The components were in place by the end of 2020, said Desconnets. “We needed to get it into production from the start of 2021, but a customer added to their workload just before Christmas. So, we decided to accelerate the migration. In the end, we completed testing for production in two days.”
And then, the solution derailed.
At first, everything went as Cognacq-Jay Image imagined it would. But two months later, it hit a snag.
“In February 2021, we suddenly noticed queues building,” said Desconnets. “A file that would have been sent in an hour took two, or even three hours when transcoding to some formats. Qumulo monitoring tools revealed latencies increased by 100x. But that didn’t mean we knew whether the problem was with disks, or software or our tools.
“So we took advantage of the functionality in the API that enables us to get real-time monitoring. As a result of that, I realised that if I turned off some transcoders, everything went faster, and that meant that – paradoxically – parallel working was counter-productive.”

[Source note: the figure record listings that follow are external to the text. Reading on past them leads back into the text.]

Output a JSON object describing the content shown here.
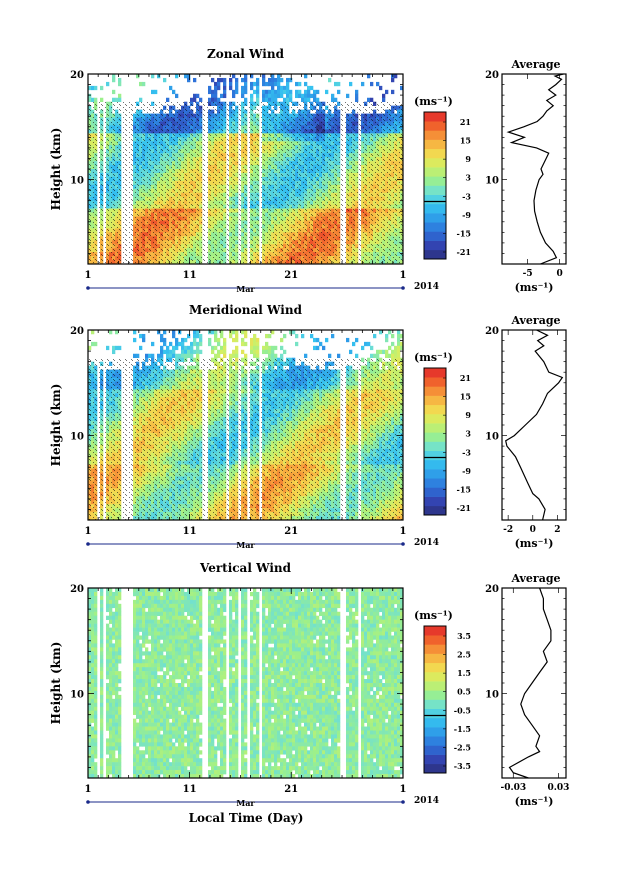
{
  "figure": {
    "xlabel_bottom": "Local Time (Day)",
    "month_label": "Mar",
    "year_label": "2014",
    "unit_label": "(ms⁻¹)",
    "average_title": "Average"
  },
  "chart_data": [
    {
      "type": "heatmap",
      "title": "Zonal Wind",
      "ylabel": "Height (km)",
      "xlabel": "",
      "x_ticks": [
        "1",
        "11",
        "21",
        "1"
      ],
      "y_ticks": [
        "20",
        "10"
      ],
      "ylim": [
        2,
        20
      ],
      "colorbar": {
        "label": "(ms⁻¹)",
        "ticks": [
          "21",
          "15",
          "9",
          "3",
          "-3",
          "-9",
          "-15",
          "-21"
        ],
        "range": [
          -24,
          24
        ]
      },
      "profile": {
        "title": "Average",
        "xlabel": "(ms⁻¹)",
        "x_ticks": [
          "-5",
          "0"
        ],
        "y_ticks": [
          "20",
          "10"
        ],
        "xlim": [
          -9,
          1
        ],
        "points": [
          [
            -3.0,
            2
          ],
          [
            -0.5,
            2.6
          ],
          [
            -1.0,
            3.2
          ],
          [
            -2.2,
            4
          ],
          [
            -3.0,
            5
          ],
          [
            -3.5,
            6
          ],
          [
            -3.9,
            7
          ],
          [
            -4.0,
            8
          ],
          [
            -3.7,
            9
          ],
          [
            -3.2,
            10
          ],
          [
            -2.6,
            10.5
          ],
          [
            -2.9,
            11
          ],
          [
            -2.1,
            12
          ],
          [
            -1.7,
            12.5
          ],
          [
            -3.6,
            13
          ],
          [
            -7.5,
            13.5
          ],
          [
            -5.5,
            14
          ],
          [
            -8.0,
            14.5
          ],
          [
            -5.6,
            15
          ],
          [
            -3.5,
            15.5
          ],
          [
            -2.6,
            16
          ],
          [
            -2.0,
            16.5
          ],
          [
            -1.0,
            17
          ],
          [
            -2.0,
            17.5
          ],
          [
            -0.6,
            18
          ],
          [
            -1.7,
            18.5
          ],
          [
            -0.6,
            19
          ],
          [
            0.3,
            19.5
          ],
          [
            -0.7,
            19.8
          ],
          [
            0.6,
            20
          ]
        ]
      }
    },
    {
      "type": "heatmap",
      "title": "Meridional Wind",
      "ylabel": "Height (km)",
      "xlabel": "",
      "x_ticks": [
        "1",
        "11",
        "21",
        "1"
      ],
      "y_ticks": [
        "20",
        "10"
      ],
      "ylim": [
        2,
        20
      ],
      "colorbar": {
        "label": "(ms⁻¹)",
        "ticks": [
          "21",
          "15",
          "9",
          "3",
          "-3",
          "-9",
          "-15",
          "-21"
        ],
        "range": [
          -24,
          24
        ]
      },
      "profile": {
        "title": "Average",
        "xlabel": "(ms⁻¹)",
        "x_ticks": [
          "-2",
          "0",
          "2"
        ],
        "y_ticks": [
          "20",
          "10"
        ],
        "xlim": [
          -2.5,
          2.7
        ],
        "points": [
          [
            0.8,
            2
          ],
          [
            1.0,
            3
          ],
          [
            0.5,
            4
          ],
          [
            0.0,
            4.5
          ],
          [
            -0.4,
            5.5
          ],
          [
            -1.0,
            7
          ],
          [
            -1.4,
            8
          ],
          [
            -2.1,
            9
          ],
          [
            -2.2,
            9.5
          ],
          [
            -1.5,
            10
          ],
          [
            -0.6,
            11
          ],
          [
            0.3,
            12
          ],
          [
            0.8,
            13
          ],
          [
            1.2,
            14
          ],
          [
            2.1,
            15
          ],
          [
            2.4,
            15.5
          ],
          [
            1.3,
            16
          ],
          [
            0.9,
            17
          ],
          [
            0.2,
            18
          ],
          [
            0.9,
            18.5
          ],
          [
            0.4,
            19
          ],
          [
            1.2,
            19.5
          ],
          [
            0.3,
            20
          ]
        ]
      }
    },
    {
      "type": "heatmap",
      "title": "Vertical Wind",
      "ylabel": "Height (km)",
      "xlabel": "Local Time (Day)",
      "x_ticks": [
        "1",
        "11",
        "21",
        "1"
      ],
      "y_ticks": [
        "20",
        "10"
      ],
      "ylim": [
        2,
        20
      ],
      "colorbar": {
        "label": "(ms⁻¹)",
        "ticks": [
          "3.5",
          "2.5",
          "1.5",
          "0.5",
          "-0.5",
          "-1.5",
          "-2.5",
          "-3.5"
        ],
        "range": [
          -4,
          4
        ]
      },
      "profile": {
        "title": "Average",
        "xlabel": "(ms⁻¹)",
        "x_ticks": [
          "-0.03",
          "0.03"
        ],
        "y_ticks": [
          "20",
          "10"
        ],
        "xlim": [
          -0.045,
          0.04
        ],
        "points": [
          [
            -0.01,
            2
          ],
          [
            -0.03,
            2.5
          ],
          [
            -0.035,
            3
          ],
          [
            -0.01,
            4
          ],
          [
            0.005,
            4.5
          ],
          [
            0.0,
            5
          ],
          [
            0.005,
            6
          ],
          [
            -0.005,
            7
          ],
          [
            -0.015,
            8
          ],
          [
            -0.02,
            9
          ],
          [
            -0.015,
            10
          ],
          [
            -0.005,
            11
          ],
          [
            0.005,
            12
          ],
          [
            0.015,
            13
          ],
          [
            0.01,
            14
          ],
          [
            0.02,
            15
          ],
          [
            0.02,
            16
          ],
          [
            0.015,
            17
          ],
          [
            0.01,
            18
          ],
          [
            0.01,
            19
          ],
          [
            0.005,
            20
          ]
        ]
      }
    }
  ]
}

Desconnets soon understood that the problem was to do with the way processing was organised. “We had taken the decision to transcode all files in an initial format, then to put them into a second format, etc,” he said. “But by doing this, we had to load and unload files in cache with each transcoding run.”
He explained that the cache comprised 1TB on each node, with 6TB in total, and so was not enough to hold all files while they were being processed.

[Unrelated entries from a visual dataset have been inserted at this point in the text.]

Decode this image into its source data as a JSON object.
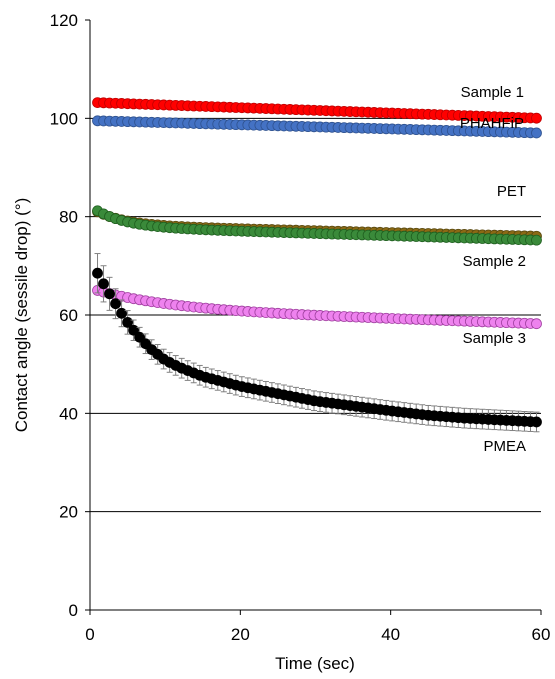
{
  "chart_data": {
    "type": "scatter",
    "title": "",
    "xlabel": "Time (sec)",
    "ylabel": "Contact angle (sessile drop) (°)",
    "xlim": [
      0,
      60
    ],
    "ylim": [
      0,
      120
    ],
    "xticks": [
      "0",
      "20",
      "40",
      "60"
    ],
    "yticks": [
      "0",
      "20",
      "40",
      "60",
      "80",
      "100",
      "120"
    ],
    "grid": "horizontal",
    "legend": "none",
    "series": [
      {
        "name": "Sample 1",
        "label": "Sample 1",
        "color": "#ff0000",
        "edge": "#c00000",
        "x_start": 1,
        "x_end": 60,
        "y_start": 103.2,
        "y_end": 100.0,
        "decay": "linear",
        "err": 0.6
      },
      {
        "name": "PHAHFiP",
        "label": "PHAHFiP",
        "color": "#4472c4",
        "edge": "#2f528f",
        "x_start": 1,
        "x_end": 60,
        "y_start": 99.5,
        "y_end": 97.0,
        "decay": "linear",
        "err": 0.6
      },
      {
        "name": "PET",
        "label": "PET",
        "color": "#8b6914",
        "edge": "#5a4a10",
        "x_start": 1,
        "x_end": 60,
        "y_start": 81.0,
        "y_end": 76.0,
        "decay": "exp",
        "tau": 4,
        "err": 0.6
      },
      {
        "name": "Sample 2",
        "label": "Sample 2",
        "color": "#3a8a3a",
        "edge": "#1f5f1f",
        "x_start": 1,
        "x_end": 60,
        "y_start": 81.2,
        "y_end": 75.2,
        "decay": "exp",
        "tau": 4,
        "err": 0.6
      },
      {
        "name": "Sample 3",
        "label": "Sample 3",
        "color": "#ee82ee",
        "edge": "#a040a0",
        "x_start": 1,
        "x_end": 60,
        "y_start": 65.0,
        "y_end": 58.2,
        "decay": "exp",
        "tau": 10,
        "err": 0.6
      },
      {
        "name": "PMEA",
        "label": "PMEA",
        "color": "#000000",
        "edge": "#000000",
        "x_start": 1,
        "x_end": 60,
        "y_start": 68.5,
        "y_end": 38.2,
        "decay": "pmea",
        "err": 2.0
      }
    ]
  }
}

“Best practice is to transcode a file in all possible formats, then go to the next file,” said Desconnets. “What we needed to do was to transcode a file and get it out as quickly as possible, rather than do lots at the same time.”
Opportunity for granular monitoring
Desconnets is proud of the monitoring system he has built for the company’s Qumulo deployment. It comprises Zabbix to gather metrics, Kibana to analyse logs and Grafana, which creates graphical visualisations.
“I deployed a console that allowed us to drill down into the provenance of each operation,” said Desconnets. “This monitoring system allows us to resolve all problems in less than a week. At the end of two weeks, we optimised all settings and even discovered bugs that had existed for a long time in our processes and managed to iron them out.”
Since then, the team has added two more Apollo nodes. Raw capacity has increased to 288TB (210TB usable), with the rest given over to redundancy. “On average, we use 100TB a day, but that’s sometimes 180TB one day and 85TB the next,” said Desconnets. “This isn’t storage that grows gradually, but fills and empties all the time.
“Nevertheless, our Qumulo cluster has run like a watch. The metrics keep allowing us to monitor client activity. For example, we have seen where operations have not completed quickly enough and that has allowed us to resolve bottlenecks.”